None of that is reason to relax detection content for the legacy patterns. Existing actors will continue to use the legacy protocols on existing infrastructure during the migration window. The detection content earns its keep across the transition, not just against the now-defunct service.

The shape of the problem

The bulletproof-VPN business model assumed law enforcement could only act after a service was taken down. Operation Saffron is a public demonstration that law enforcement can act before. The “no logs” promise was always somewhere between technically true and operationally meaningless — disk-write semantics are not a defense against an upstream tap — but it took a four-and-a-half-year investigation with a JIT, sixteen nations contributing investigators, and an administrator arrest to make that visible to the customer base. The visibility is now general. Every operator in the space has read the same press release. The customers have read it too.

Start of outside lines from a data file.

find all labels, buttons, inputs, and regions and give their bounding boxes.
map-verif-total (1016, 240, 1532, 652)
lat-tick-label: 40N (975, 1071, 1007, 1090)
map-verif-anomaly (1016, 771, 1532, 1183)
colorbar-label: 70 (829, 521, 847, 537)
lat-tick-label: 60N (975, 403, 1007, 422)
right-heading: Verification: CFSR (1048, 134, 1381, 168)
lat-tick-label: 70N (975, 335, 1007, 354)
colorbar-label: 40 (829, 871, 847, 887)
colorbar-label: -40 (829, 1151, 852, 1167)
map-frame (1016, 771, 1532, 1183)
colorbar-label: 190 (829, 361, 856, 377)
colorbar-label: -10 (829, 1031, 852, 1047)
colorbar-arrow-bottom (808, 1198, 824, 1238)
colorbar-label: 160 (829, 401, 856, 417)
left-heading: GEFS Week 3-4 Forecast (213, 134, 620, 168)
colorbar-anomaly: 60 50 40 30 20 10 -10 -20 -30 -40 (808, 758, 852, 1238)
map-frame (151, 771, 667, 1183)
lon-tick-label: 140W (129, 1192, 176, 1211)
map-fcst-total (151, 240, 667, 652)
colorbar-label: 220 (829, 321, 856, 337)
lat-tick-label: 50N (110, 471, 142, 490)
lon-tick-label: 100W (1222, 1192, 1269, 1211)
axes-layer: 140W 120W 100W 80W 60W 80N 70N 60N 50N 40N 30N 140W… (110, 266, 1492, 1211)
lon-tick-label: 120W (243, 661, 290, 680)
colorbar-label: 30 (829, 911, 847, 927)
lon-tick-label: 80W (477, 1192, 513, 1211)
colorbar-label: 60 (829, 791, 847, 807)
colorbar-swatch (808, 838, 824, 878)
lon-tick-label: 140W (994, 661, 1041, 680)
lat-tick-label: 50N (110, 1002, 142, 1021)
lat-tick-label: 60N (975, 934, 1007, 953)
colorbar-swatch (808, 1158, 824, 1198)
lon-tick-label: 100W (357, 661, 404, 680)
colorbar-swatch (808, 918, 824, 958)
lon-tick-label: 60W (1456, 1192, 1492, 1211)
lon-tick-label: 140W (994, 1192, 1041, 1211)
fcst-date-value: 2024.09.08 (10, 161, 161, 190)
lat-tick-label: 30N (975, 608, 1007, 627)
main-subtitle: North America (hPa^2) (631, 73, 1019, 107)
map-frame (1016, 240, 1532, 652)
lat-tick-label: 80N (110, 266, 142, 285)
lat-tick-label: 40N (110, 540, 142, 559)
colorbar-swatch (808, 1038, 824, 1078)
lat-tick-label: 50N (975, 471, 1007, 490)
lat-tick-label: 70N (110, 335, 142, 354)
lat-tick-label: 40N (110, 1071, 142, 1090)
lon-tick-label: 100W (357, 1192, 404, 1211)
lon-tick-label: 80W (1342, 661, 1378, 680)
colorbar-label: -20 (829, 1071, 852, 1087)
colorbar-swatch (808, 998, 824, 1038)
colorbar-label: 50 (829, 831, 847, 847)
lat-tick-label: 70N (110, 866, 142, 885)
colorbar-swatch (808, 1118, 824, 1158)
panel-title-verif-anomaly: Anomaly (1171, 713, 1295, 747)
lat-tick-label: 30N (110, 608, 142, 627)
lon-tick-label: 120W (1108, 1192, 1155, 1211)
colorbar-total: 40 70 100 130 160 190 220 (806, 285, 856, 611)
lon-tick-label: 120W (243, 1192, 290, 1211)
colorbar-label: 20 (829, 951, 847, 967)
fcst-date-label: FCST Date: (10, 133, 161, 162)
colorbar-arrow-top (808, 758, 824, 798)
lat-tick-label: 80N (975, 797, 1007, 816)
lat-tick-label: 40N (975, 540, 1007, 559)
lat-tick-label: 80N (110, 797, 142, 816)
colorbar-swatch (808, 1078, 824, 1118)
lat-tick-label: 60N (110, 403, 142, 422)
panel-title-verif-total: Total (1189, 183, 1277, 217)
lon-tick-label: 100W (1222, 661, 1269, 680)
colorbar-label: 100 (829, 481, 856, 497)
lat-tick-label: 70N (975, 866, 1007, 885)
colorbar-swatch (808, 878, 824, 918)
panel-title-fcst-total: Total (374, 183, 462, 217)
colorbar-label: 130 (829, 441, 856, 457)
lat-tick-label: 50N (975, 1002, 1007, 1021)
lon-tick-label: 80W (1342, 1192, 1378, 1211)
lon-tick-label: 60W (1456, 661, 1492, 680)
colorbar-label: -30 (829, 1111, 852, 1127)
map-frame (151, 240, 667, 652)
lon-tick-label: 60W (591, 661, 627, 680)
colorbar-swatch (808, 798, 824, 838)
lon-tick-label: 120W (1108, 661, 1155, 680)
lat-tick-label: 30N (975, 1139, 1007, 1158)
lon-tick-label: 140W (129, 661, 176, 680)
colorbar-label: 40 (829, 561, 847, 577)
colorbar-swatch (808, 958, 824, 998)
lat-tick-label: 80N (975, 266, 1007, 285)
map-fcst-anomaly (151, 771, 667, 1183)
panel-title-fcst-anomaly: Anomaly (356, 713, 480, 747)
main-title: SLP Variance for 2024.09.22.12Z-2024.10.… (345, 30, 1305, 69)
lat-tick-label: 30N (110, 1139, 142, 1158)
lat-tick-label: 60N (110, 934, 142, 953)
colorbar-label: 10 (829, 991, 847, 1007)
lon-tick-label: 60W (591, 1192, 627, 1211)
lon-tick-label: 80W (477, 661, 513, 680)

For defenders, the takeaway is narrower and more actionable. First VPN’s seized domains, exit-node IPs, and protocol stack are concrete IOCs to run against historical logs this week. The Reality detection gap is a structural project worth scoping now, not after the successor service is operational. The egress-allowlist conversation is the one that converts this from a one-time hunt into a permanent posture change. The first two are tactical wins; the third is the only durable answer.

The next twelve years of bulletproof hosting will look different from the last twelve. Whether your detection content looks different is up to you.